The next morning he loaded his suitcases, child and wife into his Land Rover. “When I started the engine I saw a car with armed men about 500 feet away and heading our way. They shouted ‘Stop! Stop!’ and pointed guns at us. Losing the car would have dealt a fatal blow to the family, so Mohammed confronted the leader.
“I recognized his face because I had treated him and his wife two days earlier. Outraged, I asked how he was capable of doing this to me after receiving treatment. He said something I didn’t understand, but the threatening gestures of his comrades in arms were clear enough. The rebels took my car, including the papers I had left inside,” Mohammed recalls.
(Un)friendly fire
“After some 90 minutes, we heard more shots. I had nothing left to offer, so the rebels must have been out for rape or murder. I hid my wife and son under the bed, locked the door to the room, grabbed an African throwing knife I used to cut branches and positioned myself in front of the door. Only over my dead body would they enter this room. The gunfire became louder as the rebels neared our house. These were the most terrifying moments of my life,” Mohammed remembers.
“The door swung open and I heard an Arab man shouting: ‘It’s us, Dr. Mohammed, you needn’t worry.’” The gunmen were national army soldiers sent by the head of the Arab community, Ali Hassan, to look out for Mohammed. They had orders to escort him to Ali’s home in the capital. “He had seen my car in town and realized I was in danger,” Mohammed explains.

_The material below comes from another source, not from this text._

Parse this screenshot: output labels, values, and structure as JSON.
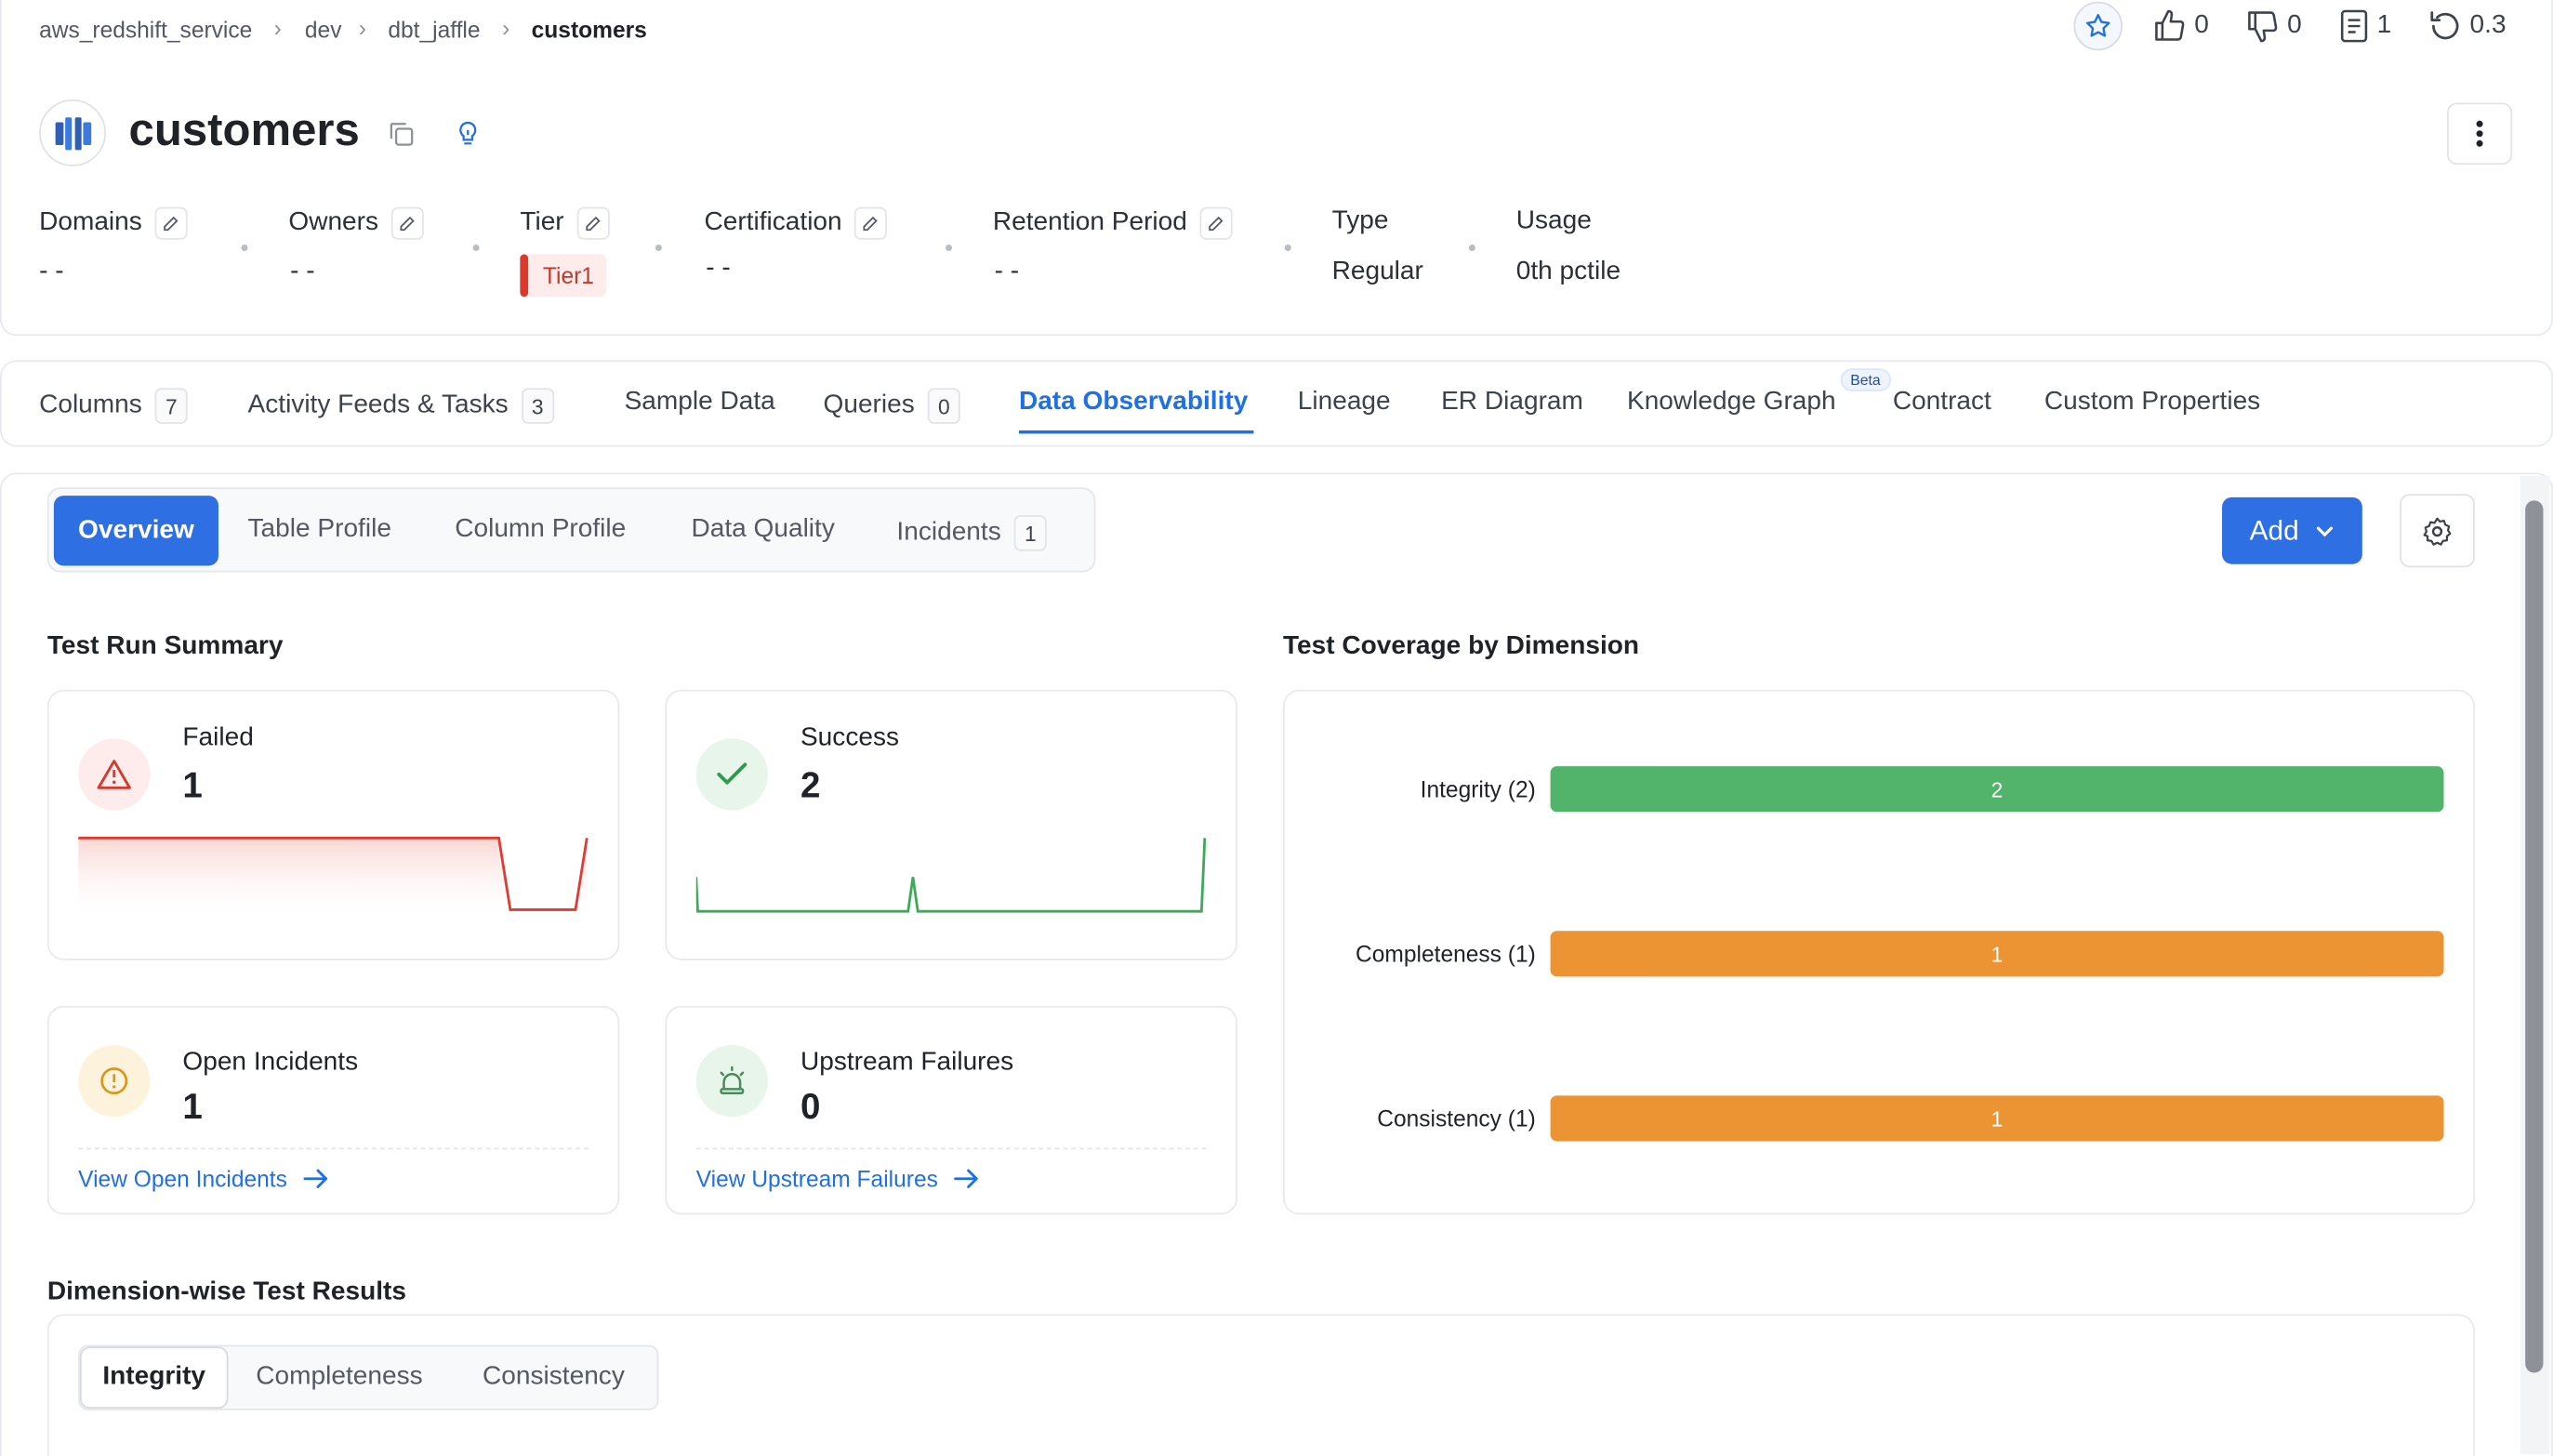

Once at Ali’s, Mohammed realized that the house had been surrounded by rebels, who demanded $13,000 and Ali’s car. “Ali Hassan, a man held in high esteem, refused to yield. They started shooting and a bullet narrowly missed my ear. A man collapsed behind me. I begged Ali to give in, which he did, eventually. In return, he managed to persuade the rebels to escort us to the border with Guinea, near Conakry, in old trucks. More than 100 had sought refuge in Ali’s home. As we boarded the trucks, we were attacked with tear gas, which made everybody cry. All I could do was wash their eyes,” Mohammed laments.
The journey through the jungle to Conakry took two days. Food and water were scarce and rebels stopped them frequently. “We had little money on us, but we bought our freedom with what we had left. In order to quench our thirst and satisfy our hunger, we picked oranges from the trees. That’s when we found two women lying in the brush, who had been robbed and raped. We took them with us. They were with the French organization Action Contre la Faim,” Mohammed recalls.
After these traumatic events of 1998 the family moved to Russia to recover. Mohammed’s wife suffered from PTSD. After a few months Mohammed went back to Sierra Leone, where he was needed. This time, he went without his wife.
In the years that followed he operated on hundreds of wounded and sick people in South Sudan, Syria and Egypt. “I often faced death, but I survived. There is a time to die for everyone, and I will die when my time comes,” he says.